Stall rest is often necessary for horses recovering from an illness, injury, or surgery. Not every horse is keen on this forced quiet time. A horse’s reaction to being confined depends largely on the individual’s personality. Regardless of how the horse responds, a change to the feeding regimen is likely necessary.
With less exercise comes a need for fewer calories, yet the horse needs sufficient nutrients to promote healing. Rarely will a horse be content with the amount of food you are offering. Either he’ll want more, or he won’t have much of an appetite and refuse to eat. Feed too much, and the horse can become difficult to handle and too active to facilitate healing. You need to figure out ways to keep him from becoming dangerous or so restless that he tries to tear the stall apart. However, if he eats too little, this adversely affects his immune system and overall health, which has negative impacts on healing progress.
Stimulating a Reduced Appetite
Appetite loss usually is a sequel to a surgical procedure or due to intestinal upset, illness, or intense pain. Sometimes all it takes is a good jump-start to get the horse interested again in eating. These tricks might stimulate your horse to eat:
- A sloppy bran mash mixed with supplement (complete feed pellet or a small amount of grain). Not only is the combination tasty, but it also gets a little extra water into your horse.
- A beet pulp mash (pellets soaked in water for 6-8 hours) provides fiber, calories, and fluids.
- Carrots, apples, softened horse biscuits, molasses, sugar water or Karo syrup might be enough to generate interest in a bucket of food.
- Handfuls of green grass or hand grazing are excellent appetite stimulants.
- Alfalfa added to a grass hay is much like giving us a piece of chocolate cake with our dinner.
- Anti-inflammatory medications may be needed if pain is causing your horse to back off food.
For a horse that is no longer able to be active due to confinement, it is wise to cut back the calories. Switching to an all-grass hay diet is a good place to start. Fiber is the most important ingredient for keeping horse intestines healthy and to curtail the risk of developing gastric ulcers. Here’s a few ways to cut back on calories without creating other problems.
- Weigh the hay with a scale rather than “guesstimating” the volume so you feed an exact amount each day. The amount to feed should be calculated based on your horse’s body weight and your veterinarian’s recommendations. This amount varies depending on your horse’s condition and metabolism.
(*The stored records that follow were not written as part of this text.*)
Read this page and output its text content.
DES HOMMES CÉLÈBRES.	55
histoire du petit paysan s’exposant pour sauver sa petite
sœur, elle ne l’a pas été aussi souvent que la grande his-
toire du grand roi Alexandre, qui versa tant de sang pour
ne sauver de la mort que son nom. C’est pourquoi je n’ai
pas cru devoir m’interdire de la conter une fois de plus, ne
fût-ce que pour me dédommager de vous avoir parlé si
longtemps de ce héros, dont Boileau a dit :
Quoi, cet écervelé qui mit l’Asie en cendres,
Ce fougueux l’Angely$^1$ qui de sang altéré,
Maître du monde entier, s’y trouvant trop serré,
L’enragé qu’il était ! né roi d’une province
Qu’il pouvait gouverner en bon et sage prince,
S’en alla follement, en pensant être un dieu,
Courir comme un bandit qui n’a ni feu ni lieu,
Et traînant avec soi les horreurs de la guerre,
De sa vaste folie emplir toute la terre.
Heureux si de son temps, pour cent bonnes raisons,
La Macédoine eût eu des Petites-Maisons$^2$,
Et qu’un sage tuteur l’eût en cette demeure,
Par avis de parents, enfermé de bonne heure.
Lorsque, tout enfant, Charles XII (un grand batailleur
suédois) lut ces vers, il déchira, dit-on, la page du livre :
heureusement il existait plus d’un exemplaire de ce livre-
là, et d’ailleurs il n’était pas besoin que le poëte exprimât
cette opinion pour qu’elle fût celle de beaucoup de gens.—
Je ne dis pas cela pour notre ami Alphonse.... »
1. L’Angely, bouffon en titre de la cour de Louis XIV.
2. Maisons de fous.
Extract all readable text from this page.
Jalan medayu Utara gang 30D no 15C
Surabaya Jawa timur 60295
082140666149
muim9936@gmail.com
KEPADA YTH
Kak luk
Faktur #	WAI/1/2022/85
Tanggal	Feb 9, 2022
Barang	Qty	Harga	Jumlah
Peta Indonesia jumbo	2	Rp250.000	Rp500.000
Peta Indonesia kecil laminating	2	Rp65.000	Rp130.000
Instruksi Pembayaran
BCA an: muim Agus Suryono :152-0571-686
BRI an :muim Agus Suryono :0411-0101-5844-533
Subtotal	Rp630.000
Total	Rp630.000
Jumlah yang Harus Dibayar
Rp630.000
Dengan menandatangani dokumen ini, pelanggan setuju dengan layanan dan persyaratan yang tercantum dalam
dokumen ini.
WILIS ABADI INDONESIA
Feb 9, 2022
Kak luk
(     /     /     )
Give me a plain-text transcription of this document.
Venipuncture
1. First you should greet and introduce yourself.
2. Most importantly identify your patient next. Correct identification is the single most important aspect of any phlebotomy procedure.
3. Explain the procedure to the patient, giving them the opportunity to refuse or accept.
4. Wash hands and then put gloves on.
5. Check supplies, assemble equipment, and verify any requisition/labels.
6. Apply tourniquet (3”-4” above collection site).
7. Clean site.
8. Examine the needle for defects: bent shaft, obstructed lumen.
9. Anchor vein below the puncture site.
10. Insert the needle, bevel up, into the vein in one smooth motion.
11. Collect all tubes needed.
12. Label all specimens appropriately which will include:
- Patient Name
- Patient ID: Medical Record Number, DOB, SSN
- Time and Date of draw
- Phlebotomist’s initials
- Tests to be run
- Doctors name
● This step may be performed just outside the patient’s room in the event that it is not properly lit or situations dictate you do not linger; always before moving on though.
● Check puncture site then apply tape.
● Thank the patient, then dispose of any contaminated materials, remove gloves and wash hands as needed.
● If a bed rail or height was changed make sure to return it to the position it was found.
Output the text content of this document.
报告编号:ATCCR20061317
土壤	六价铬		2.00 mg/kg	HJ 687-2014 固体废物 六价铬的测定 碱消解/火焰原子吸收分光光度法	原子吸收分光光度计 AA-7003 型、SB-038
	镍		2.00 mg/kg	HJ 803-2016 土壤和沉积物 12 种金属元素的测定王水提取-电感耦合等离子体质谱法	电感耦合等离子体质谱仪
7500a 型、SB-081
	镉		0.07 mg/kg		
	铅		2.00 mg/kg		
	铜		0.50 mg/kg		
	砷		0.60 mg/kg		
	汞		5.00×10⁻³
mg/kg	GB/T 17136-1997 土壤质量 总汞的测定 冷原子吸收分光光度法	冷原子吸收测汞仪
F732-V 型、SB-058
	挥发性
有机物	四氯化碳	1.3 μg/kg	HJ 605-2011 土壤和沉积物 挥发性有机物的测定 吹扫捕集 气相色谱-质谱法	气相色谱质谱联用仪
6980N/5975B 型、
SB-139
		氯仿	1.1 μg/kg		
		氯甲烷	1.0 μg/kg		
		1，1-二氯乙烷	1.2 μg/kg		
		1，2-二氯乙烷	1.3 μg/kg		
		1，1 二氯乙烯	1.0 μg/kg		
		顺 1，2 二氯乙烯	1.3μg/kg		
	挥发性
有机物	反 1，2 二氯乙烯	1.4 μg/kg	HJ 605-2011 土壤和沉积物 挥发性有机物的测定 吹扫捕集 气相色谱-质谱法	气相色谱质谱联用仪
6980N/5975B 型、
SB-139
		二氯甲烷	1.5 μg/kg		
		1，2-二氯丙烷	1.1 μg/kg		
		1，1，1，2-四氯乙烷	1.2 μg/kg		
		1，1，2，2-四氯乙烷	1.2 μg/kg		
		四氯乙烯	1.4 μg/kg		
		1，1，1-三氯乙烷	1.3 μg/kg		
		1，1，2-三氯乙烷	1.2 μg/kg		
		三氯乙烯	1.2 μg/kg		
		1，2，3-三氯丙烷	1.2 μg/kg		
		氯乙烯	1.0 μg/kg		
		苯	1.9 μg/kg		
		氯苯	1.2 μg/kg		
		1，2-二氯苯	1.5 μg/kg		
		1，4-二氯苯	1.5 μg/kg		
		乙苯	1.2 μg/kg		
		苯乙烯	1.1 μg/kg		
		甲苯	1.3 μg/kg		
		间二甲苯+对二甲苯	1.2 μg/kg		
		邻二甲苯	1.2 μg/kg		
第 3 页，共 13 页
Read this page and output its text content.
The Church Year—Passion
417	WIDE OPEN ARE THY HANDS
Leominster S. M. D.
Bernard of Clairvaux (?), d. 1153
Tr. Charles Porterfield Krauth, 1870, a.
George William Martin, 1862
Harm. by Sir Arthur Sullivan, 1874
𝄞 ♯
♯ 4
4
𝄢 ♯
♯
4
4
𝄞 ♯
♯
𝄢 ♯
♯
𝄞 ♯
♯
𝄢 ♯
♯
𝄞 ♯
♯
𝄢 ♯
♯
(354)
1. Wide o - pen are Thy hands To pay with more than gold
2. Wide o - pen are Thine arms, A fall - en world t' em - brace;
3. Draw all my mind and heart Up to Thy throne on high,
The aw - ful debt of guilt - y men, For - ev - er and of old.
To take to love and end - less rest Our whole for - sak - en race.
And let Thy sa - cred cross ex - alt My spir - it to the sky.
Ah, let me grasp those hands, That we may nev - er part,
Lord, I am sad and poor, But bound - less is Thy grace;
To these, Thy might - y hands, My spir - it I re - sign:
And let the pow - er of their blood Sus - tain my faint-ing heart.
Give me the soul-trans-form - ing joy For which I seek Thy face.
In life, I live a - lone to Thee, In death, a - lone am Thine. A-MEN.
- Cut out most, if not all, supplements while the horse is inactive unless he is a hard keeper that needs added calories to maintain body condition. If an all-forage diet is used, a balancer product might be needed to ensure the horse gets all the nutrients he needs for healing.
- Feed small amounts of hay frequently throughout the day rather than in just two big meals. A “slow feeder” hay net helps slow intake so the hay lasts longer.
- Provide stall toys to prevent boredom and reducing the changes your horse turns to eating bedding, dirt, or the structure.
In all cases of forced confinement, converse with your veterinarian about what diet is most appropriate for your horse and his individual issues. You might need to be a bit creative to keep your horse happy and ‘healthy as a horse’ while in confinement. Once a routine has been established, he should settle in and get about the business of healing.